Мудрик направился было к двери. Обомлевший от всего услышанного, Фима, тем не менее, среагировал единственно возможным и естественным образом: он заорал.
– Стойте! Даже самым страшным преступникам полагается последнее слово! Вы начали в форме судебного процесса, а заканчиваете как банальный убийца!
Он попал. Отчаяние обреченного выстрелило в яблочко. Мудрик на мгновение замер, в глазах читалось изумление. Он явно не ожидал, что у этого полутрупа хватит духу на предсмертный бунт.
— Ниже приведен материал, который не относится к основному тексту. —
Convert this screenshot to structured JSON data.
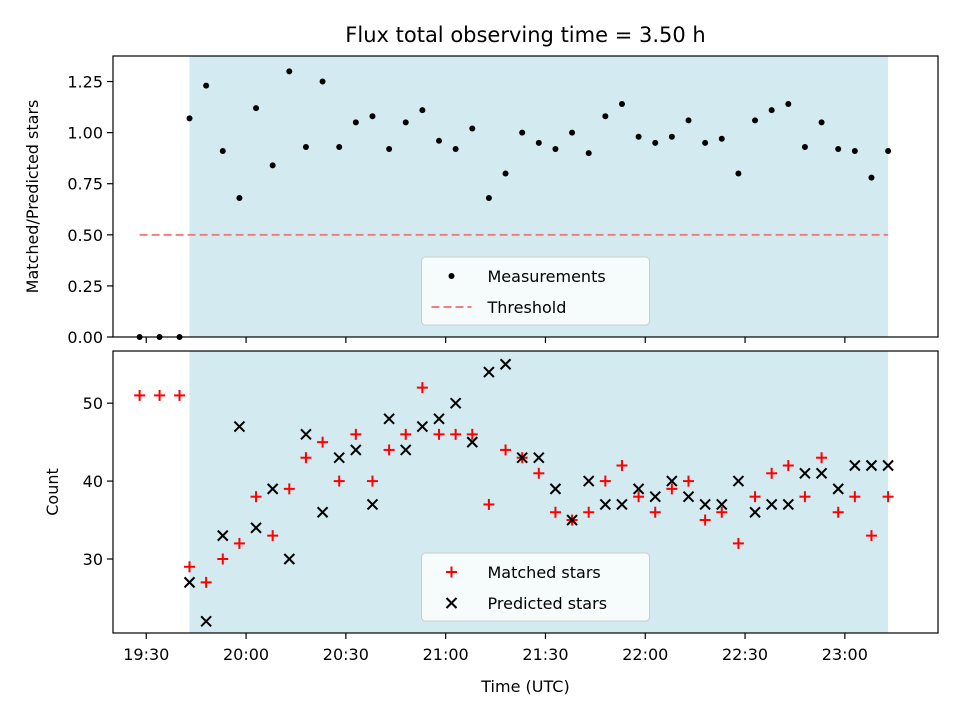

– В таком случае вся ваша затея, весь ваш хитроумный и кровавый сценарий ни черта не стоят. Спектакль не состоялся: нет достойного финала! – истерично вопил Фима. – Зачем вы меня сюда тащили? Чтобы продемонстрировать свое властное и моральное превосходство? Свой интеллект? Что ж, оценил. Но та ли я аудитория, перед которой стоило так изгаляться? Покуражились бы слегка да и шлепнули себе в удовольствие. А вы – суд, обвинение, присяжные… Если играть по этим правилам, если даже минимально имитировать процедуру – вина не доказана. Тяжесть содеянного абсолютно не соответствует жестокости приговора. Фарс, чтобы потом просто убить! Валяйте, мне уже все равно. Вы тривиальный палач, а вовсе не интеллектуальный мститель, за какого себя выдаете!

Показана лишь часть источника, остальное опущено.